The thymus gland, located behind the sternum, is only active until we’re done with puberty, protecting us from diseases by producing important white blood cells. Once puberty is complete, the gland begins to slowly shrink over the course of our lifetime, getting clogged up with fat withal.

Employing a crop of otherwise healthy young men, the researchers behind the latest study derived their conclusion from three different drugs: Recombinant human growth hormone (rhGH), which has been previously studied in anti-aging research, Dehydroepiandrosterone (DHEA) and metformin. The last two were primary to mitigate the diabetes risk increase associated with rhGH, but neither have any effect on the thymus directly.
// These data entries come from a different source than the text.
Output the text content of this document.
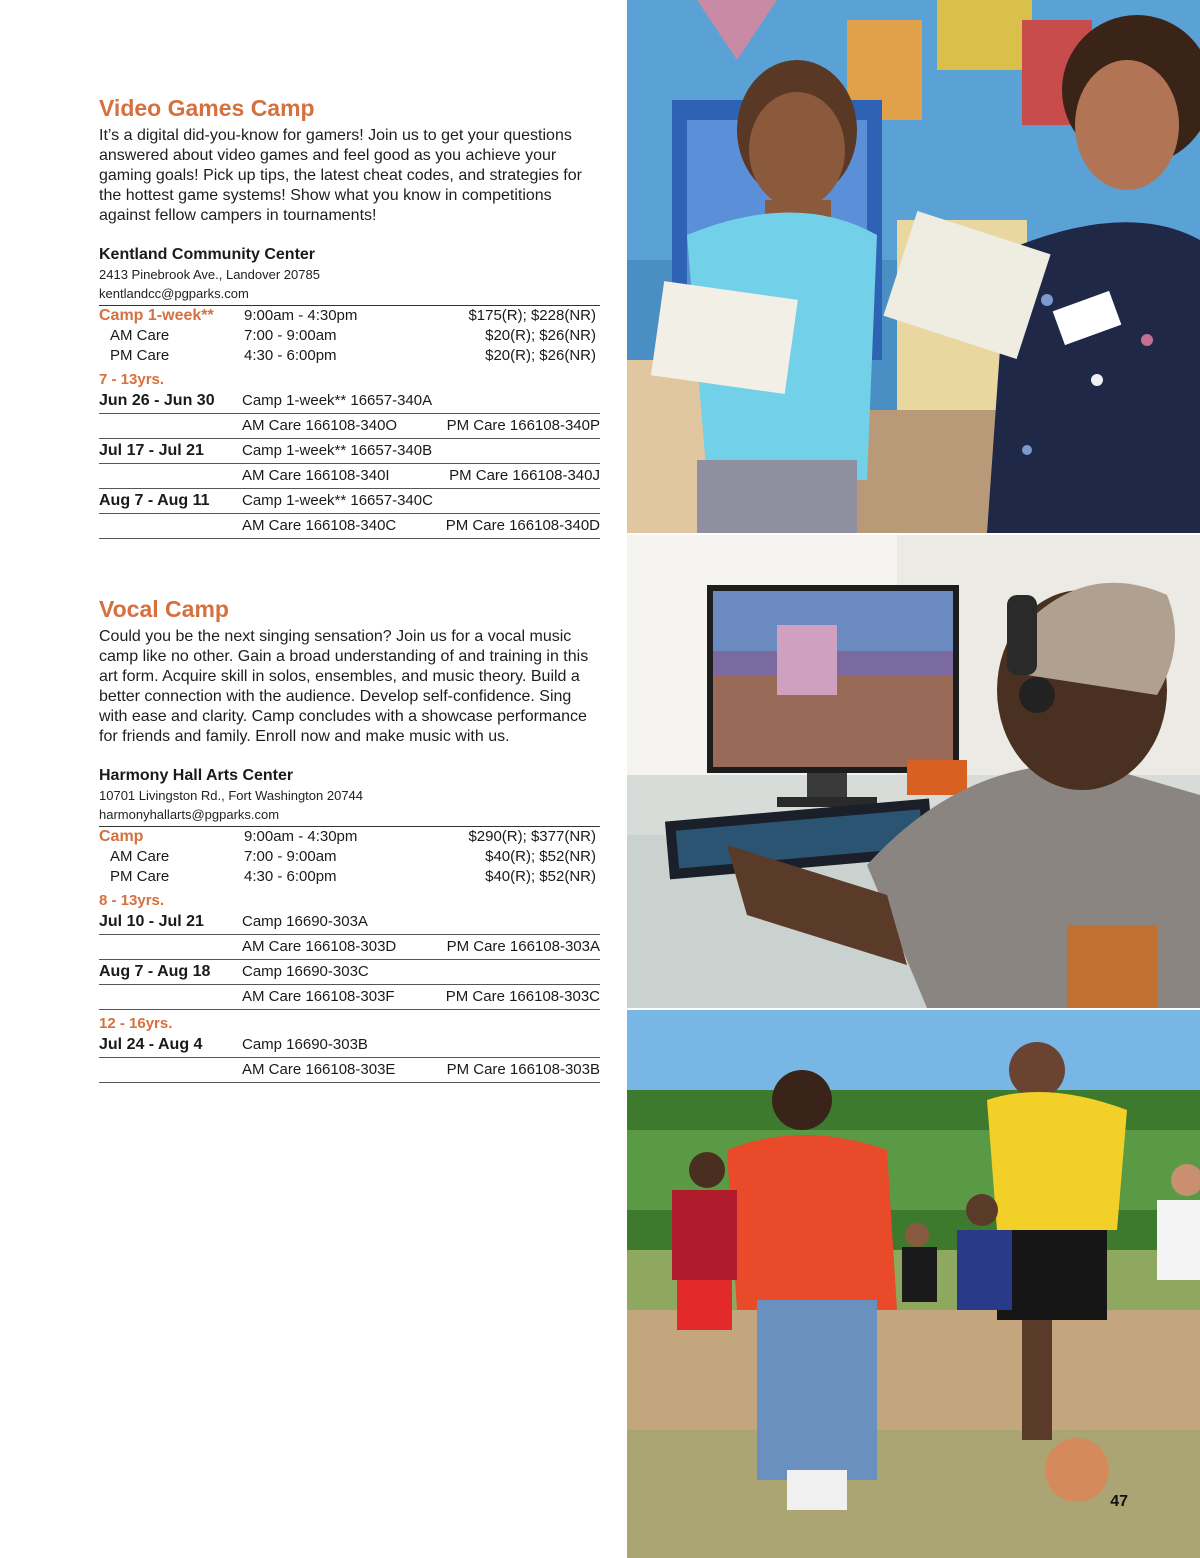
Video Games Camp

It’s a digital did-you-know for gamers! Join us to get your questions answered about video games and feel good as you achieve your gaming goals! Pick up tips, the latest cheat codes, and strategies for the hottest game systems! Show what you know in competitions against fellow campers in tournaments!

Kentland Community Center
2413 Pinebrook Ave., Landover 20785
kentlandcc@pgparks.com
Camp 1-week**	9:00am - 4:30pm	$175(R); $228(NR)
AM Care	7:00 - 9:00am	$20(R); $26(NR)
PM Care	4:30 - 6:00pm	$20(R); $26(NR)
7 - 13yrs.
Jun 26 - Jun 30	Camp 1-week** 16657-340A
AM Care 166108-340O	PM Care 166108-340P
Jul 17 - Jul 21	Camp 1-week** 16657-340B
AM Care 166108-340I	PM Care 166108-340J
Aug 7 - Aug 11	Camp 1-week** 16657-340C
AM Care 166108-340C	PM Care 166108-340D
Vocal Camp

Could you be the next singing sensation? Join us for a vocal music camp like no other. Gain a broad understanding of and training in this art form. Acquire skill in solos, ensembles, and music theory. Build a better connection with the audience. Develop self-confidence. Sing with ease and clarity. Camp concludes with a showcase performance for friends and family. Enroll now and make music with us.

Harmony Hall Arts Center
10701 Livingston Rd., Fort Washington 20744
harmonyhallarts@pgparks.com
Camp	9:00am - 4:30pm	$290(R); $377(NR)
AM Care	7:00 - 9:00am	$40(R); $52(NR)
PM Care	4:30 - 6:00pm	$40(R); $52(NR)
8 - 13yrs.
Jul 10 - Jul 21	Camp 16690-303A
AM Care 166108-303D	PM Care 166108-303A
Aug 7 - Aug 18	Camp 16690-303C
AM Care 166108-303F	PM Care 166108-303C
12 - 16yrs.
Jul 24 - Aug 4	Camp 16690-303B
AM Care 166108-303E	PM Care 166108-303B
47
While none of them experienced any health setback from the regimen, 77% of the participants evidenced reverse aging in their thymus. More dramatically, after nine months of adhering to the three-drug regimen, the participants involved in the study were epigenetically two and a half years younger. The authors of the study wrote, “PSA, percent free PSA, and the ratio of PSA to percent free PSA, an overall index of prostate cancer risk, improved significantly by day 15 of treatment and remained favorably altered to the end of 12 months. A brief spike in PSA at six months in two volunteers was rapidly reversed and, after volunteer consultation, was interpreted as reflecting sexual activity close to the time of PSA testing. No change in testosterone levels was observed.”

These results certainly suggest a bright future for epigenetic research down the pike, but the study had limitations, including the small size of the participant group. The authors intend to further their research in the very near future.